Over the last few decades many researchers’ enthusiasm for drugs derived from natural sources has waned.  Yet with the rapid influx of sequenced bacterial, plant and fungal genomes, the extensive diversity of naturally produced small molecules is apparent.   This year’s Nobel Prize in Medicine underscores the major impact natural products have made on world health and will perhaps advance the ongoing resurgence in natural products research.  

- AMC

The bacterium at the end of the Earth

If there’s one thing we can all agree on, it’s that SPAM is definitely not alive. So it must have been surprising when someone yelled, “there’s something alive in my SPAM!” 

To be fair (and accurate), it wasn’t exactly SPAM, but rather a tin of corned beef that had been irradiated with x-rays to prevent microbial spoilage. In 1953, researchers accidentally discovered living in this tin of meat the amazing bacterium Deinococcus radiodurans, the star of today's installment in the ongoing "Life, uh, finds a way" series. 
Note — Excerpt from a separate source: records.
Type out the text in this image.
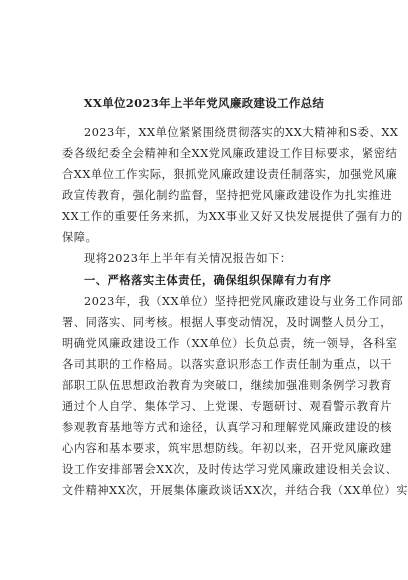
XX单位2023年上半年党风廉政建设工作总结
2023年，XX单位紧紧围绕贯彻落实的XX大精神和S委、XX
委各级纪委全会精神和全XX党风廉政建设工作目标要求，紧密结
合XX单位工作实际，狠抓党风廉政建设责任制落实，加强党风廉
政宣传教育，强化制约监督，坚持把党风廉政建设作为扎实推进
XX工作的重要任务来抓，为XX事业又好又快发展提供了强有力的
保障。
现将2023年上半年有关情况报告如下：
一、严格落实主体责任，确保组织保障有力有序
2023年，我（XX单位）坚持把党风廉政建设与业务工作同部
署、同落实、同考核。根据人事变动情况，及时调整人员分工，
明确党风廉政建设工作（XX单位）长负总责，统一领导，各科室
各司其职的工作格局。以落实意识形态工作责任制为重点，以干
部职工队伍思想政治教育为突破口，继续加强准则条例学习教育
通过个人自学、集体学习、上党课、专题研讨、观看警示教育片
参观教育基地等方式和途径，认真学习和理解党风廉政建设的核
心内容和基本要求，筑牢思想防线。年初以来，召开党风廉政建
设工作安排部署会XX次，及时传达学习党风廉政建设相关会议、
文件精神XX次，开展集体廉政谈话XX次，并结合我（XX单位）实
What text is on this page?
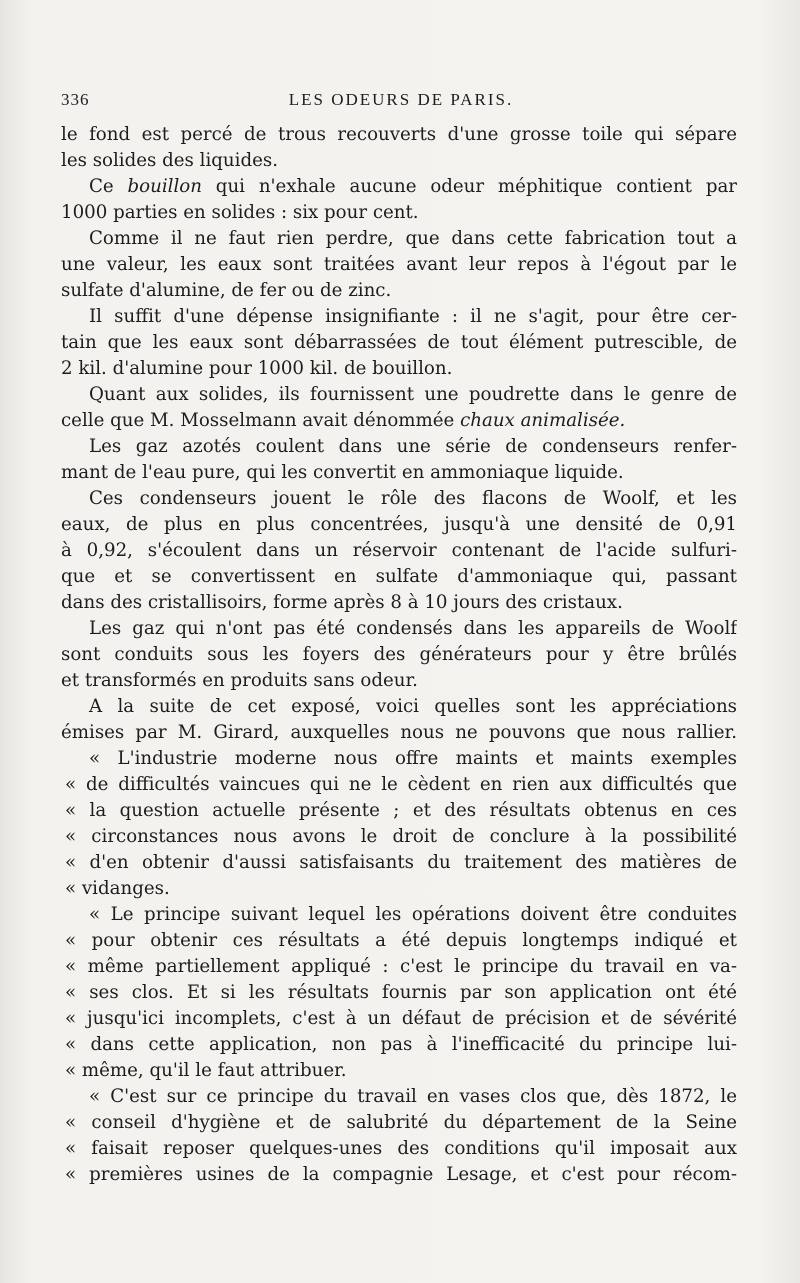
336	LES ODEURS DE PARIS.
le fond est percé de trous recouverts d'une grosse toile qui sépare
les solides des liquides.
Ce bouillon qui n'exhale aucune odeur méphitique contient par
1000 parties en solides : six pour cent.
Comme il ne faut rien perdre, que dans cette fabrication tout a
une valeur, les eaux sont traitées avant leur repos à l'égout par le
sulfate d'alumine, de fer ou de zinc.
Il suffit d'une dépense insignifiante : il ne s'agit, pour être cer-
tain que les eaux sont débarrassées de tout élément putrescible, de
2 kil. d'alumine pour 1000 kil. de bouillon.
Quant aux solides, ils fournissent une poudrette dans le genre de
celle que M. Mosselmann avait dénommée chaux animalisée.
Les gaz azotés coulent dans une série de condenseurs renfer-
mant de l'eau pure, qui les convertit en ammoniaque liquide.
Ces condenseurs jouent le rôle des flacons de Woolf, et les
eaux, de plus en plus concentrées, jusqu'à une densité de 0,91
à 0,92, s'écoulent dans un réservoir contenant de l'acide sulfuri-
que et se convertissent en sulfate d'ammoniaque qui, passant
dans des cristallisoirs, forme après 8 à 10 jours des cristaux.
Les gaz qui n'ont pas été condensés dans les appareils de Woolf
sont conduits sous les foyers des générateurs pour y être brûlés
et transformés en produits sans odeur.
A la suite de cet exposé, voici quelles sont les appréciations
émises par M. Girard, auxquelles nous ne pouvons que nous rallier.
« L'industrie moderne nous offre maints et maints exemples
« de difficultés vaincues qui ne le cèdent en rien aux difficultés que
« la question actuelle présente ; et des résultats obtenus en ces
« circonstances nous avons le droit de conclure à la possibilité
« d'en obtenir d'aussi satisfaisants du traitement des matières de
« vidanges.
« Le principe suivant lequel les opérations doivent être conduites
« pour obtenir ces résultats a été depuis longtemps indiqué et
« même partiellement appliqué : c'est le principe du travail en va-
« ses clos. Et si les résultats fournis par son application ont été
« jusqu'ici incomplets, c'est à un défaut de précision et de sévérité
« dans cette application, non pas à l'inefficacité du principe lui-
« même, qu'il le faut attribuer.
« C'est sur ce principe du travail en vases clos que, dès 1872, le
« conseil d'hygiène et de salubrité du département de la Seine
« faisait reposer quelques-unes des conditions qu'il imposait aux
« premières usines de la compagnie Lesage, et c'est pour récom-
D. radiodurans– which we’ll call rad for short–has an insanely high resistance to ionizing radiation. It can grow under chronic gamma (γ) radiation of 50 grays (Gy)/hour and can survive doses greater than 10 kGy, which explains why it was able to thrive in that irradiated can of beef. But you may be wondering, should I be impressed? 
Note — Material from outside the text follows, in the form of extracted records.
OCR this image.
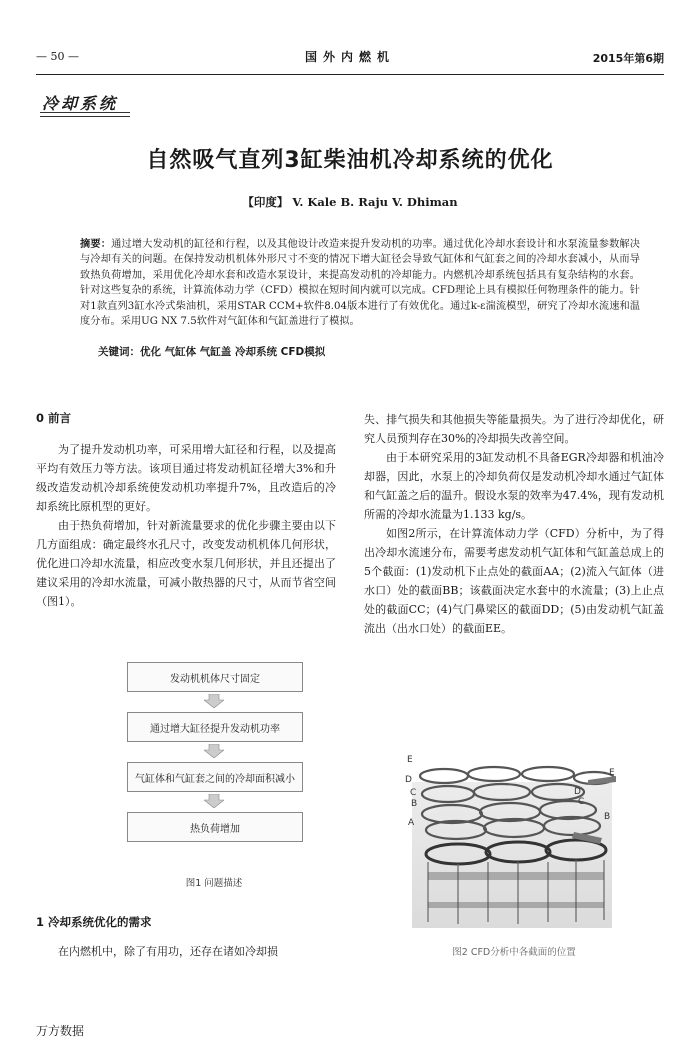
— 50 —	国外内燃机	2015年第6期
冷却系统
自然吸气直列3缸柴油机冷却系统的优化
【印度】 V. Kale B. Raju V. Dhiman
摘要：通过增大发动机的缸径和行程，以及其他设计改造来提升发动机的功率。通过优化冷却水套设计和水泵流量参数解决与冷却有关的问题。在保持发动机机体外形尺寸不变的情况下增大缸径会导致气缸体和气缸套之间的冷却水套减小，从而导致热负荷增加，采用优化冷却水套和改造水泵设计，来提高发动机的冷却能力。内燃机冷却系统包括具有复杂结构的水套。针对这些复杂的系统，计算流体动力学（CFD）模拟在短时间内就可以完成。CFD理论上具有模拟任何物理条件的能力。针对1款直列3缸水冷式柴油机，采用STAR CCM+软件8.04版本进行了有效优化。通过k-ε湍流模型，研究了冷却水流速和温度分布。采用UG NX 7.5软件对气缸体和气缸盖进行了模拟。
关键词：优化 气缸体 气缸盖 冷却系统 CFD模拟
0 前言

为了提升发动机功率，可采用增大缸径和行程，以及提高平均有效压力等方法。该项目通过将发动机缸径增大3%和升级改造发动机冷却系统使发动机功率提升7%，且改造后的冷却系统比原机型的更好。

由于热负荷增加，针对新流量要求的优化步骤主要由以下几方面组成：确定最终水孔尺寸，改变发动机机体几何形状，优化进口冷却水流量，相应改变水泵几何形状，并且还提出了建议采用的冷却水流量，可减小散热器的尺寸，从而节省空间（图1）。

发动机机体尺寸固定
通过增大缸径提升发动机功率
气缸体和气缸套之间的冷却面积减小
热负荷增加
图1 问题描述
1 冷却系统优化的需求

在内燃机中，除了有用功，还存在诸如冷却损

失、排气损失和其他损失等能量损失。为了进行冷却优化，研究人员预判存在30%的冷却损失改善空间。

由于本研究采用的3缸发动机不具备EGR冷却器和机油冷却器，因此，水泵上的冷却负荷仅是发动机冷却水通过气缸体和气缸盖之后的温升。假设水泵的效率为47.4%，现有发动机所需的冷却水流量为1.133 kg/s。

如图2所示，在计算流体动力学（CFD）分析中，为了得出冷却水流速分布，需要考虑发动机气缸体和气缸盖总成上的5个截面：(1)发动机下止点处的截面AA；(2)流入气缸体（进水口）处的截面BB；该截面决定水套中的水流量；(3)上止点处的截面CC；(4)气门鼻梁区的截面DD；(5)由发动机气缸盖流出（出水口处）的截面EE。

E
D
C
B
A
E
D
C
B
图2 CFD分析中各截面的位置
万方数据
Before we address this question, let’s cover some basics about radiation. The unit gray (Gy) describes a dose of radiation: the amount of absorbed energy per unit mass of tissue (1 gray = 1 Joule/kilogram). The type of radiation we are talking about is γ radiation: electromagnetic radiation of very high energy, with wavelengths on the order of 10 picometers, which is a little smaller than the diameter a hydrogen atom. Now let’s put 10 kGy into context. A PET scan delivers a whole-body dose of about 0.01 Gy. Two-hundred times that amount (2.0-3.5 Gy) causes severe nausea and hemorrhaging, and –without medical treatment- has about a 25% chance of killing you. This dose is still 20-times less than that which rad can survive... per hour

Why are γ rays so life destroying to most organisms? γ rays easily penetrate biological materials (like your skin) to produce intracellular reactive oxygen species (ROS). ROS are highly reactive, oxygen-based radicals that destroy proteins and DNA through oxidative reactions. While cells have repair mechanisms to deal with the slow burn of oxidative damage that arises from life on our oxygen-rich planet, the onslaught of chemical degradation that happens with a dose of γ rays is often too much for a cell to handle, resulting in cell death.

Over the years, scientists have pieced together the molecular mechanisms by which rad can survive 10 kGy of radiation. While some researchers probably believed they would stumble upon a fundamentally new strategy for handling DNA damage, the mechanism that rad uses to recover from the chemical destruction of γ rays is actually not so different from the known strategies. It’s just much, much more efficient. While most organisms can repair about ten double-strand DNA breaks per cell, rad can repair hundreds. Rad does this by keeping ROS levels low through the use of multiple anti-oxidant small molecules. Lower ROS means less protein degradation through oxidative reactions. More intact proteins means more enzymes to repair messed up DNA. Those enzymes repair DNA through the same mechanism as in other bacterial cells, via synthesis-dependent strand annealing.

Since the discovery of rad’s ridiculous propensity to survive radiation, researchers have sought to understand the ecological role of this trait. What evolutionary pressure lead to rad’s extreme resistance? Since there's no natural environment that has the kinds of levels of radiation rad can survive (and could thus apply some pressure to evolve this trait), some turned to outer space for ideas. One paper, entitled “Was earth ever infected by martian biota? Clues from radioresistant bacteria” concluded that, while the evolution of highly radioresistant bacteria couldn’t take place on Earth due to low levels of background radiation,

the “process could take place in a subsurface layers of polar regions of Mars. This is the only place of the Solar System, where this process could take place. A few number of discovered high radioresistance terrestrial bacteria can be transferred from Mars on martian meteorites.”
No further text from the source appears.